Judge finished the season fifth in the Catholic League with a 15–7 record.
Billy Kelly remembers it like it was yesterday.
Kelly, a senior at Father Judge High School, remembers meeting all the guys on the freshman baseball team. It was brotherly love at first sight.
“It was great because I remember how much talent there was there,” said Kelly, a left fielder. “We could have had some guys moved up because we had some good players, but the coach at the time wanted to keep us all together because he knew we could have something really special.
“We did win a lot of games, and we played really good as a team. But we also became friends almost right away. Even the guys who didn’t know each other became friends right away. It’s the best group you could be around.”
Kelly and his teammates made a lot of memories together and they’ll probably start telling old war stories immediately.
Judge finished fifth in Catholic League play and knocked off the defending Catholic League champion Neumann-Goretti in the first round of the playoffs. But the Crusaders’ run ended in the semifinals with an 11–4 loss to first-place La Salle at FDR Park in South Philadelphia.
It marked the first time in 17 years that the Crusaders advanced that far.
Judge finishes the season 15–7.
The Explorers went on to with the Catholic League championship by blasting Archbishop Carroll 10–0 in the title game on Saturday
Losing certainly wasn’t what Kelly and company wanted, but it wasn’t a huge blow because it meant they didn’t win.
The hardest part was when they realized they would never play together again.
“When it was over, I went up and hugged every senior and there wasn’t one of us who didn’t have tears in our eyes,” said Kelly, who made third-team All-Catholic this year. “I’m really proud about what we did this year. We had a great year. I don’t think many people expected us to be here.”
For Kelly, it was a bittersweet ending to a fantastic career. But he’s going to miss a lot more than just playing baseball with this crew.
“Our team is full of clowns,” Kelly said. “There are so many funny guys. Everyone is always doing something to make us all laugh. We take baseball seriously, but we all like to have fun.
“I think the best thing we did this year was win the first-round game. We were behind, but I don’t think anyone on the team thought we were going to lose. I told everyone we weren’t going to lose. That was a huge win against a good team.”

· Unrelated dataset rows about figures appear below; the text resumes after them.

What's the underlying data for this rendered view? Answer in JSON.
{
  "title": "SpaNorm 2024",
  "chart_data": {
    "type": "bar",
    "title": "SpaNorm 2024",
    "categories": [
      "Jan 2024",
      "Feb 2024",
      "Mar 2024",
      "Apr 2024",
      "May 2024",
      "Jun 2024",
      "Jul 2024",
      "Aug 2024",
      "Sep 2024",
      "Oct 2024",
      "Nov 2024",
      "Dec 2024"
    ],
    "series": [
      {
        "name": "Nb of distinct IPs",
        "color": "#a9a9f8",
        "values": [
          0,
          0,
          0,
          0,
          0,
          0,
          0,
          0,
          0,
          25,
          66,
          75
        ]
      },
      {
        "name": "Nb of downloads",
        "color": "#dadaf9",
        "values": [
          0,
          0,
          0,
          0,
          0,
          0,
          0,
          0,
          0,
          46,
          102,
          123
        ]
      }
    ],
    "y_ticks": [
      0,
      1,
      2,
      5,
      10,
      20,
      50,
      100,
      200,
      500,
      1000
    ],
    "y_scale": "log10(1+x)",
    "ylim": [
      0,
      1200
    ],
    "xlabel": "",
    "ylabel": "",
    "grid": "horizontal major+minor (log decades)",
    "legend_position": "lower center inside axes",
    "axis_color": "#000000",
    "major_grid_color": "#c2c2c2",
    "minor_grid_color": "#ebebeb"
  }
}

Kelly brought a good glove and was a productive hitter to the Crusaders. He hit №2 in the lineup and midway through the year, he decided to focus on doing the little things to help the big things fall into place.
That meant sacrificing his batting average for the good of the team. And as his average started to go down, the wins started to pile up.
“I told coach that I just wanted to win and I would do anything to make that happen,” Kelly said. “I was one of the captains on the team, and that meant making sure I did everything to lead by example. First guy in, last guy to leave, carry the bucket of balls, just do whatever we needed.
“There were a lot of guys who did that, but since I was a captain, I knew I had to lead by example. I had to do whatever we needed to make sure we would be successful.”
The success meant a lot to Kelly because he was playing for his friends. But it also meant a lot because there’s a good chance he’ll never play baseball again, at least not for a school.
Kelly has a busy few weeks ahead of him. After he graduates, he’s headed for a vacation to Wildwood. After that, it’s back home for a few days and then off to Happy Valley.
“I’m going to Penn State, and I thought about walking on, but I think now I’m just going to go up there and make sure I do well in school,” said Kelly, who lives in Bustleton. “I’m going up undecided (on a major) and if you do that, you usually have to go up in June to get ready for the school year and take summer classes.
“I’m not sure what I want to major in, but I’m leaning towards either law or marketing. My friends know I love to talk and those seem like careers I’d love to do.”
If he ever needs practice, he’ll know exactly who to call.
He might be done playing baseball with this group, but he knows they’ll always be his best friends.
“Father Judge preaches brotherhood, and I think this team is a perfect example of that,” Kelly said. “When we were done and we were leaving, I told them all that they are my boys for life. We had a great year. We won a lot of games and did it because we played for each other. Nobody wanted to win for themselves. We all wanted to win together.”